Lobbying
Une nouvelle directive sur la gestion de la qualité des « eaux de baignade »
La directive actuelle sur la qualité des « eaux de baignade » (1976) va être remplacée par une nouvelle (2006/7/CE) adoptée en 2006 et qui sera appliquée en 2015. A cette occasion, Surfrider est monté au créneau auprès du Parlement européen avant le vote de la nouvelle directive européenne afin de faire entendre ses revendications (concrétisant ainsi plus de deux années de travail en amont).
Malheureusement, cette nouvelle directive ne prend toujours pas en compte les zones d’activités nautiques, la période de surveillance se limite toujours à la saison estivale et pire encore les pollutions chimiques ne sont plus du tout prises en considération. C’est pourquoi cette directive ne nous satisfait pas même si elle favorise une meilleure information du public et qu’elle dresse des profil de plages point de départ nécessaire pour une meilleure gestion des pollutions côtières.
Surfrider a ainsi décidé de relever le défi en œuvrant sur le terrain en mettant en place des laboratoires d’analyse indépendants et par son programme « Gardiens de la Côte ».
Dans cette démarche nous avons réalisé un rapport européen sur la qualité des « eaux de baignade ».
Simulation de l’impact de la directive 2006 sur le classement des plages françaises :
La nouvelle directive européenne (2006/7/CE) relative à la qualité des eaux de baignade, adoptée en 2006 sera applicable en 2015.
Afin de donner une idée des changements que cette directive -plus stricte que celle de 1976- impliquera, nous avons anticipé l’application des nouveaux critères aux données scientifiques actuelles.
Avec des seuils quatre fois plus stricts, le risque est la fermeture des plages ne répondant pas aux nouvelles normes.

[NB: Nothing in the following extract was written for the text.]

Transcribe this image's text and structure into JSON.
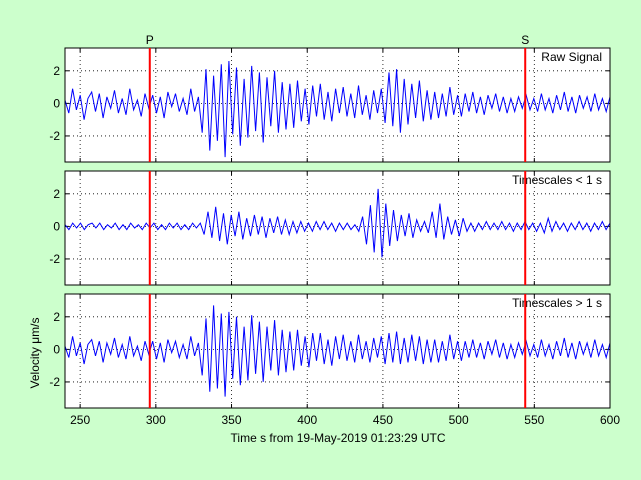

Nous avons récupéré auprès des DDASS (Direction Départementale des Affaires Sanitaires et Sociales) les données officielles (concentrations en bactéries fécales) correspondant aux quatre dernières années afin d’appliquer les règles de calculs de la nouvelle directive.
De ce fait, notre objectif est d’alerter le grand public et de mobiliser les institutions afin de prévenir le risque de fermeture et de déclassement de nombreuses plages françaises d’ici à 2015.
Ces études scientifiques menées depuis 2007 démontrent que si les autorités n’agissent pas dès aujourd’hui pour améliorer la qualité des eaux, de nombreuses plages risquent d’être purement et simplement interdites à la baignade. En outre, le danger est que les élus locaux décident de fermer ces plages devenues indésirables (pas de risque de faire de la mauvaise publicité à leurs communes), plutôt que de mettre en œuvre les moyens pour rendre leurs plages plus propres.
Face à une nouvelle directive qui a perdu toutes ses -bonnes- ambitions initiales, Surfrider développe toujours ses laboratoires indépendants en Europe.